Билич с явным сомнением посмотрел на раненого, но все же вышел. Щукин обессиленно закрыл глаза. Рана не особо беспокоила, но вот разлившаяся по телу вялая слабость пугала всерьез – по-видимости, это являлось последствием большой кровопотери. «Ну да, – подумал он, – вряд ли в лагере расслышали тихий щелчок карманного «браунинга». Скорее, подняли тревогу, лишь когда водоносы явно запоздали с возвращением от ручья. Еще одно чудо в строку – что спасатели подоспели раньше, чем на запах крови приманился «черный петух» или еще какой-нибудь местный падальщик. Впрочем, по части запаха лежащая у подножья скалы туша наверняка не имеет себе равных верст на двадцать в округе. Можно даже…»
Ход мыслей эсера был прерван шорохом парусины и отрывистым «Останьтесь тут», адресованным попытавшемуся было сунуться следом за капитаном доктору.
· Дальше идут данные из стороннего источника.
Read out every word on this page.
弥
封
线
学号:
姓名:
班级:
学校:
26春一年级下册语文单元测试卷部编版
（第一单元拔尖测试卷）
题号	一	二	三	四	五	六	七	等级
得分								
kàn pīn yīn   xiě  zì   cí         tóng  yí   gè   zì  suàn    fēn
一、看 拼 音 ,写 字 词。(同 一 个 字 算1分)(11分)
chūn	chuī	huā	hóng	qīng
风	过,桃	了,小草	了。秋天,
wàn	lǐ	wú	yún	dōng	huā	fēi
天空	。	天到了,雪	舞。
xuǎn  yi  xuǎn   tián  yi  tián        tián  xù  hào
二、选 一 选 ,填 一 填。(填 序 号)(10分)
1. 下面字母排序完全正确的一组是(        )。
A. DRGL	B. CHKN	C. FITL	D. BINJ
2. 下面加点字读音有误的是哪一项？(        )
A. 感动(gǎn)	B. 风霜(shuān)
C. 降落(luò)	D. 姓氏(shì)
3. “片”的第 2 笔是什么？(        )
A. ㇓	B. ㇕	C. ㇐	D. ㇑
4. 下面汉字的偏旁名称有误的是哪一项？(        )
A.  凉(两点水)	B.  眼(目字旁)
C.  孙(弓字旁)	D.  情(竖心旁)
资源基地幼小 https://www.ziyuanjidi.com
Сев рядом с раненым, Колчак снял фуражку и принялся вертеть ее, продергивая околыш между пальцами на манер четок. Предстоящий разговор был ему явно в тягость, но все же уклониться от него Колчак не мог. Щукин, однако, тоже не горел желанием начинать беседу первым. Воцарившаяся в палатке тишина становилась все более тягостной для обоих – пока наконец Колчак не выдержал.